Joseph Cawthra (14 October 1759 - 15 February 1842) was a Canadian merchant and politician. Cawthra arrived in York, Upper Canada, (now Toronto) from Yeadon, Yorkshire, England, in 1802. He was granted a 400 acre tract of land in Mississauga, Ontario (which at the time was undeveloped rural property) by the Crown, provided he built a home on it within four years. The land remained in the hands of the Cawthra Family up until the 1970s, and much of it is now retained by the City of Mississauga as parkland.

Cawthra married Mary Turnpenny in 1801 and they had at least 9 children, 6 sons and three daughters, including:

- William Cawthra (1801-1880) - Toronto City Alderman 1836, merchant and philanthropist
- John Cawthra (1789-1851) - Newmarket merchant and member for Simcoe County in the Legislative Assembly of Upper Canada (1828–1830)
- twins Henry (1787-1854) and Joseph (1787-1790)
- Jonathan Cawthra (1791-1868) - Private in Captain Cameron's Company of the 3rd Regiment of York Militia during the War of 1812

==Business and Wealth==
Cawthra founded and ran several businesses in Yorkshire and New York before opening Toronto's first apothecary shop, which would establish the base for his family's great wealth. Joseph's wealth grew enormously as a result of his involvement in profiteering during the War of 1812. Eventually Cawthra money was invested in other enterprises throughout the city, especially real estate. When he died, he left the bulk of his great estate and business interests to one of his sons, William Cawthra.

==Politics and philanthropy==
Cawthra served one term as the Alderman for St. Lawrence Ward on the inaugural 1834 Toronto City Council before being defeated by conservative candidates. His seat was re-taken for the reformers in 1836 by his son William. Joseph's spell of municipal office, his sole venture into electoral politics, reflected not only his prominence in reform circles but also his active engagement in civic affairs.

Although Cawthra was a leading merchant, his attitude towards the Bank of Upper Canada was for a long time consistent with his politics. In evidence given to the House of Assembly's select committee on the state of the provincial currency in 1830, he decried its privileged position as the only chartered bank in the colony and advocated a more competitive financial market. Later that year, however, he acquired his first shares in the bank, possibly in order to stand as an "anti-establishment" candidate for its directorate, along with Jesse Ketchum, Thomas David Morrison, and Robert Baldwin. He was elected to the directorate in 1835, and re-elected in 1836 and 1837.

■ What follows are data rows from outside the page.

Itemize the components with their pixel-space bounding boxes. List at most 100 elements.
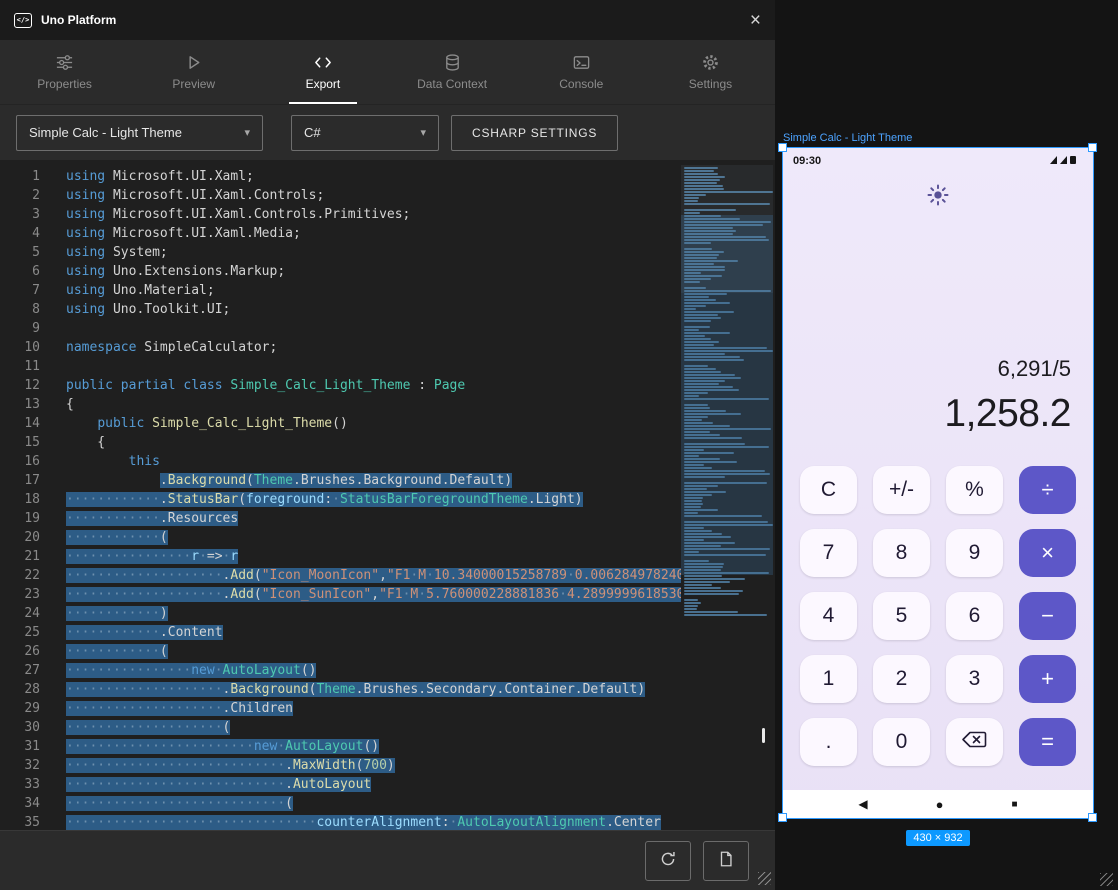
key-6[interactable]: 6 <box>946 592 1003 640</box>
figma-canvas[interactable]: Simple Calc - Light Theme 09:30 <box>775 0 1118 890</box>
line-number: 27 <box>0 661 40 680</box>
tab-console[interactable]: Console <box>517 40 646 104</box>
nav-back-icon: ◀ <box>858 797 867 811</box>
frame-label[interactable]: Simple Calc - Light Theme <box>783 132 912 144</box>
code-line: 24············) <box>0 604 775 623</box>
line-number: 33 <box>0 775 40 794</box>
tab-label: Export <box>306 77 341 91</box>
language-dropdown[interactable]: C# ▾ <box>291 115 439 151</box>
line-number: 21 <box>0 547 40 566</box>
code-line: 23····················.Add("Icon_SunIcon… <box>0 585 775 604</box>
line-number: 17 <box>0 471 40 490</box>
key-minus[interactable]: − <box>1019 592 1076 640</box>
key-1[interactable]: 1 <box>800 655 857 703</box>
key-row: 456− <box>800 592 1076 640</box>
key-plus[interactable]: + <box>1019 655 1076 703</box>
status-bar: 09:30 <box>783 148 1093 170</box>
gear-icon <box>701 53 720 72</box>
key-2[interactable]: 2 <box>873 655 930 703</box>
selection-handle-bottom-left[interactable] <box>778 813 787 822</box>
close-icon[interactable]: × <box>750 11 761 30</box>
plugin-window: </> Uno Platform × PropertiesPreview Expo… <box>0 0 775 890</box>
code-line: 16 this <box>0 452 775 471</box>
key-equals[interactable]: = <box>1019 718 1076 766</box>
code-line: 11 <box>0 357 775 376</box>
editor-bottom-bar <box>0 830 775 890</box>
display-expression: 6,291/5 <box>944 356 1071 382</box>
minimap-line <box>684 593 739 595</box>
selection-handle-top-left[interactable] <box>778 143 787 152</box>
tab-export[interactable]: Export <box>258 40 387 104</box>
console-icon <box>572 53 591 72</box>
line-number: 7 <box>0 281 40 300</box>
code-line: 29····················.Children <box>0 699 775 718</box>
selection-handle-top-right[interactable] <box>1088 143 1097 152</box>
code-line: 19············.Resources <box>0 509 775 528</box>
key-row: 123 + <box>800 655 1076 703</box>
key-multiply[interactable]: × <box>1019 529 1076 577</box>
theme-dropdown[interactable]: Simple Calc - Light Theme ▾ <box>16 115 263 151</box>
tab-properties[interactable]: Properties <box>0 40 129 104</box>
plugin-titlebar: </> Uno Platform × <box>0 0 775 40</box>
line-number: 1 <box>0 167 40 186</box>
key-8[interactable]: 8 <box>873 529 930 577</box>
line-number: 23 <box>0 585 40 604</box>
key-5[interactable]: 5 <box>873 592 930 640</box>
key-divide[interactable]: ÷ <box>1019 466 1076 514</box>
code-line: 20············( <box>0 528 775 547</box>
code-line: 14 public Simple_Calc_Light_Theme() <box>0 414 775 433</box>
minimap-line <box>684 608 697 610</box>
canvas-resize-grip[interactable] <box>1100 873 1113 886</box>
refresh-button[interactable] <box>645 841 691 881</box>
line-number: 12 <box>0 376 40 395</box>
key-clear[interactable]: C <box>800 466 857 514</box>
line-number: 25 <box>0 623 40 642</box>
wifi-icon <box>1050 156 1057 164</box>
key-0[interactable]: 0 <box>873 718 930 766</box>
selection-handle-bottom-right[interactable] <box>1088 813 1097 822</box>
line-number: 32 <box>0 756 40 775</box>
minimap-viewport[interactable] <box>681 165 773 293</box>
tab-data-context[interactable]: Data Context <box>388 40 517 104</box>
key-backspace[interactable] <box>946 718 1003 766</box>
nav-recents-icon: ■ <box>1012 799 1018 810</box>
key-plus-minus[interactable]: +/- <box>873 466 930 514</box>
plugin-resize-grip[interactable] <box>758 872 771 885</box>
editor-minimap[interactable] <box>681 165 773 813</box>
key-3[interactable]: 3 <box>946 655 1003 703</box>
android-nav-bar: ◀ ● ■ <box>783 790 1093 818</box>
key-4[interactable]: 4 <box>800 592 857 640</box>
theme-toggle-button[interactable] <box>925 182 951 213</box>
phone-frame[interactable]: 09:30 <box>783 148 1093 818</box>
line-number: 8 <box>0 300 40 319</box>
plugin-title: Uno Platform <box>41 13 116 27</box>
line-number: 26 <box>0 642 40 661</box>
key-decimal[interactable]: . <box>800 718 857 766</box>
code-line: 1using Microsoft.UI.Xaml; <box>0 167 775 186</box>
key-9[interactable]: 9 <box>946 529 1003 577</box>
line-number: 24 <box>0 604 40 623</box>
tab-settings[interactable]: Settings <box>646 40 775 104</box>
frame-size-badge: 430 × 932 <box>906 830 969 846</box>
panel-resize-handle[interactable] <box>762 728 765 743</box>
minimap-line <box>684 587 721 589</box>
key-percent[interactable]: % <box>946 466 1003 514</box>
code-line: 3using Microsoft.UI.Xaml.Controls.Primit… <box>0 205 775 224</box>
code-editor[interactable]: 1using Microsoft.UI.Xaml;2using Microsof… <box>0 160 775 830</box>
code-line: 2using Microsoft.UI.Xaml.Controls; <box>0 186 775 205</box>
key-row: C +/-% ÷ <box>800 466 1076 514</box>
tab-preview[interactable]: Preview <box>129 40 258 104</box>
line-number: 3 <box>0 205 40 224</box>
line-number: 19 <box>0 509 40 528</box>
line-number: 15 <box>0 433 40 452</box>
code-line: 27················new·AutoLayout() <box>0 661 775 680</box>
export-file-button[interactable] <box>703 841 749 881</box>
key-7[interactable]: 7 <box>800 529 857 577</box>
battery-icon <box>1070 156 1076 164</box>
minimap-line <box>684 575 722 577</box>
database-icon <box>443 53 462 72</box>
code-line: 21················r·=>·r <box>0 547 775 566</box>
calculator-display: 6,291/5 1,258.2 <box>944 356 1071 436</box>
csharp-settings-button[interactable]: CSHARP SETTINGS <box>451 115 618 151</box>
code-line: 8using Uno.Toolkit.UI; <box>0 300 775 319</box>
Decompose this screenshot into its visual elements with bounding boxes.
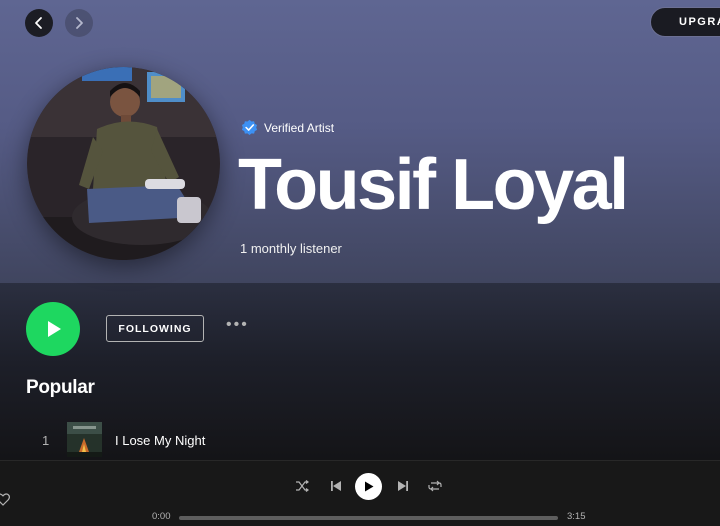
chevron-left-icon [35, 17, 42, 29]
shuffle-icon [296, 480, 309, 492]
player-play-button[interactable] [355, 473, 382, 500]
track-album-art [67, 422, 102, 457]
following-button[interactable]: FOLLOWING [106, 315, 204, 342]
artist-avatar [27, 67, 220, 260]
play-icon [365, 481, 374, 492]
verified-label: Verified Artist [264, 120, 335, 135]
track-row[interactable]: 1 I Lose My Night [0, 422, 720, 458]
monthly-listeners: 1 monthly listener [240, 241, 342, 256]
heart-icon[interactable] [0, 493, 10, 506]
play-button[interactable] [26, 302, 80, 356]
verified-artist-badge: Verified Artist [241, 119, 334, 136]
verified-check-icon [241, 119, 258, 135]
more-options-button[interactable]: ••• [226, 317, 249, 333]
skip-forward-icon [398, 481, 408, 491]
play-icon [48, 321, 61, 337]
now-playing-bar: 0:00 3:15 [0, 460, 720, 526]
shuffle-button[interactable] [294, 478, 310, 494]
total-time: 3:15 [567, 511, 586, 522]
artist-name: Tousif Loyal [238, 145, 629, 225]
next-button[interactable] [395, 478, 411, 494]
popular-heading: Popular [26, 377, 95, 398]
track-number: 1 [42, 433, 50, 448]
upgrade-button[interactable]: UPGRADE [650, 7, 720, 37]
back-button[interactable] [25, 9, 53, 37]
previous-button[interactable] [328, 478, 344, 494]
repeat-icon [428, 480, 442, 492]
forward-button[interactable] [65, 9, 93, 37]
repeat-button[interactable] [427, 478, 443, 494]
chevron-right-icon [76, 17, 83, 29]
current-time: 0:00 [152, 511, 171, 522]
skip-back-icon [331, 481, 341, 491]
playback-progress-bar[interactable] [179, 516, 558, 520]
track-title: I Lose My Night [115, 433, 206, 448]
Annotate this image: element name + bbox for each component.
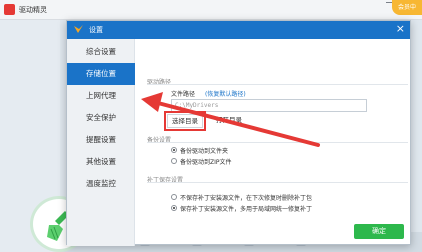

Cawthra was an anomalous and enigmatic figure in early Toronto society: a wealthy Anglican merchant who was involved in the Mackenzieite reform politics of Toronto who left no surviving evidence of his reasons. Family tradition records his antipathy for the Family Compact and ascribes his adherence to the Church of England to the personal advice of John Wesley, the father of Methodism, not to leave it. It seems plausible that Cawthra was simply a man of independent views, with sufficient financial independence to indulge them.

==Legacy==
Cawthra Road (Peel Regional Road 17) and Cawthra Park Secondary School in Mississauga are named for him.

Cawthra Avenue in The Junction is not named for Cawthra but rather for the Cawthra Estate with linkage to Sir William Mulock whom had a son named Cawthra Mulock or his mother Mary Cawthra, daughter of John Cawthra.